Turkey’s prisons overcrowded and deadly – CHP deputy head

Turkey’s prison population has nearly quadrupled under the ruling Justice and Development Party (AKP), and its prisons are overcrowded and deadly, opposition Republican People’s Party (CHP) deputy head Tekin Bingöl said.

A large proportion of the current inmates are Gülen movement sympathisers, soldiers, Kurdish activists and political opposition, jailed under a state of emergency that has been in place since a failed coup attempt in July 2016. Turkish Interior Minister Süleyman Soylu has said that 77,081 people were jailed between July 15, 2016 and April 11, 2018 over alleged links to the Gülen movement. Under the state of emergency, claims of torture in Turkey’s prisons have also become common.
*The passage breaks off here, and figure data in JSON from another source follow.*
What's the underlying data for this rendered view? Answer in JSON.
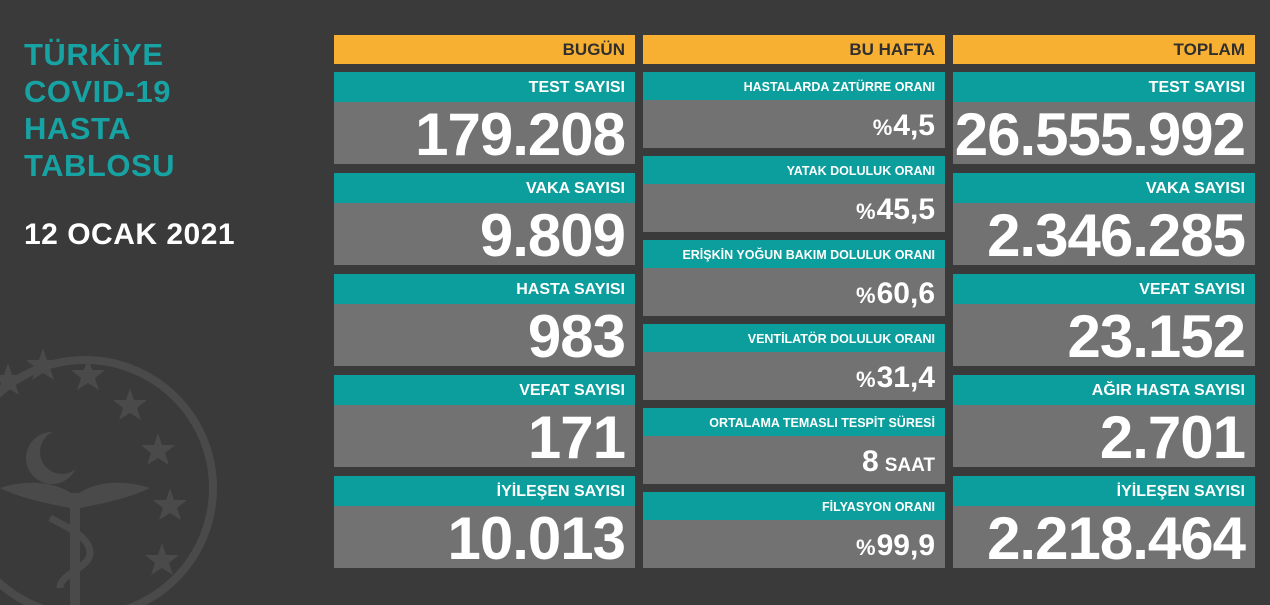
{
  "title_lines": [
    "TÜRKİYE",
    "COVID-19",
    "HASTA",
    "TABLOSU"
  ],
  "date": "12 OCAK 2021",
  "colors": {
    "background": "#3a3a3a",
    "header": "#f8b033",
    "label": "#0c9e9c",
    "value": "#727272",
    "title": "#17a3a3"
  },
  "emblem": {
    "icon": "ministry-of-health-emblem-icon"
  },
  "today": {
    "header": "BUGÜN",
    "items": [
      {
        "label": "TEST SAYISI",
        "value": "179.208"
      },
      {
        "label": "VAKA SAYISI",
        "value": "9.809"
      },
      {
        "label": "HASTA SAYISI",
        "value": "983"
      },
      {
        "label": "VEFAT SAYISI",
        "value": "171"
      },
      {
        "label": "İYİLEŞEN SAYISI",
        "value": "10.013"
      }
    ]
  },
  "week": {
    "header": "BU HAFTA",
    "items": [
      {
        "label": "HASTALARDA ZATÜRRE ORANI",
        "prefix": "%",
        "value": "4,5",
        "unit": ""
      },
      {
        "label": "YATAK DOLULUK ORANI",
        "prefix": "%",
        "value": "45,5",
        "unit": ""
      },
      {
        "label": "ERİŞKİN YOĞUN BAKIM DOLULUK ORANI",
        "prefix": "%",
        "value": "60,6",
        "unit": ""
      },
      {
        "label": "VENTİLATÖR DOLULUK ORANI",
        "prefix": "%",
        "value": "31,4",
        "unit": ""
      },
      {
        "label": "ORTALAMA TEMASLI TESPİT SÜRESİ",
        "prefix": "",
        "value": "8",
        "unit": "SAAT"
      },
      {
        "label": "FİLYASYON ORANI",
        "prefix": "%",
        "value": "99,9",
        "unit": ""
      }
    ]
  },
  "total": {
    "header": "TOPLAM",
    "items": [
      {
        "label": "TEST SAYISI",
        "value": "26.555.992"
      },
      {
        "label": "VAKA SAYISI",
        "value": "2.346.285"
      },
      {
        "label": "VEFAT SAYISI",
        "value": "23.152"
      },
      {
        "label": "AĞIR HASTA SAYISI",
        "value": "2.701"
      },
      {
        "label": "İYİLEŞEN SAYISI",
        "value": "2.218.464"
      }
    ]
  }
}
“Those wishing to see the truths of this country should look at its prisons,” Bingöl said.
“It was announced beforehand that 35 new prisons would be built in five years. In this country, factories are no longer built, production is no longer carried out, and there is no longer any justice in distribution.”
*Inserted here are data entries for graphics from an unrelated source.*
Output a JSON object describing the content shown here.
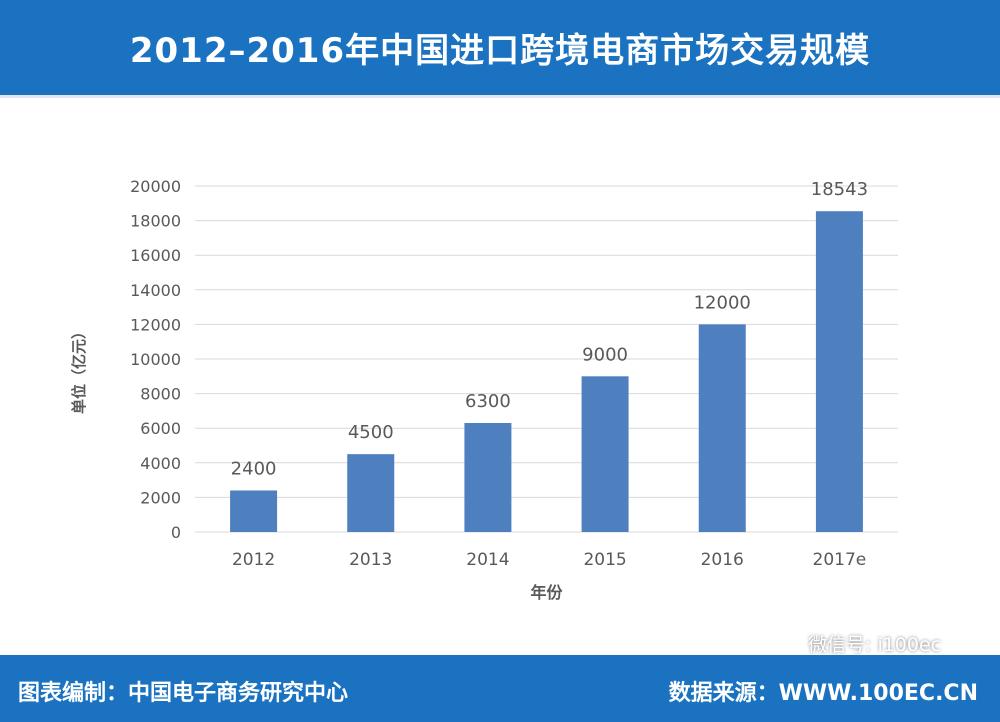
{
  "header": {
    "title": "2012–2016年中国进口跨境电商市场交易规模"
  },
  "footer": {
    "credit": "图表编制：中国电子商务研究中心",
    "source": "数据来源：WWW.100EC.CN"
  },
  "watermark": {
    "text": "微信号: i100ec",
    "icon": "wechat-icon"
  },
  "colors": {
    "accent": "#1a72c0",
    "bar": "#4e7fbf"
  },
  "chart_data": {
    "type": "bar",
    "categories": [
      "2012",
      "2013",
      "2014",
      "2015",
      "2016",
      "2017e"
    ],
    "values": [
      2400,
      4500,
      6300,
      9000,
      12000,
      18543
    ],
    "data_labels": [
      "2400",
      "4500",
      "6300",
      "9000",
      "12000",
      "18543"
    ],
    "yticks": [
      "0",
      "2000",
      "4000",
      "6000",
      "8000",
      "10000",
      "12000",
      "14000",
      "16000",
      "18000",
      "20000"
    ],
    "xlabel": "年份",
    "ylabel": "单位（亿元）",
    "ylim": [
      0,
      20000
    ],
    "grid": true
  }
}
Since the AKP came to power in 2002, the prison population has grown by 285 percent, Bingöl said, to 228,993. This did not include 353,749 people ordered to be jailed but unable to be placed in prison due to a lack of space or 280,675 people awaiting trial under judicial control, according to the CHP deputy head.

“In the AKP era, prisons have ceased to be places of reform and have turned into places of death,” Bingöl said, adding that since the party came to power, 3,432 people had died in prison, including 426 in 2015 alone.

“If a state does not look after the people in its prisons, which it is legally responsible for, that country has ceased to be a state of law,” he said.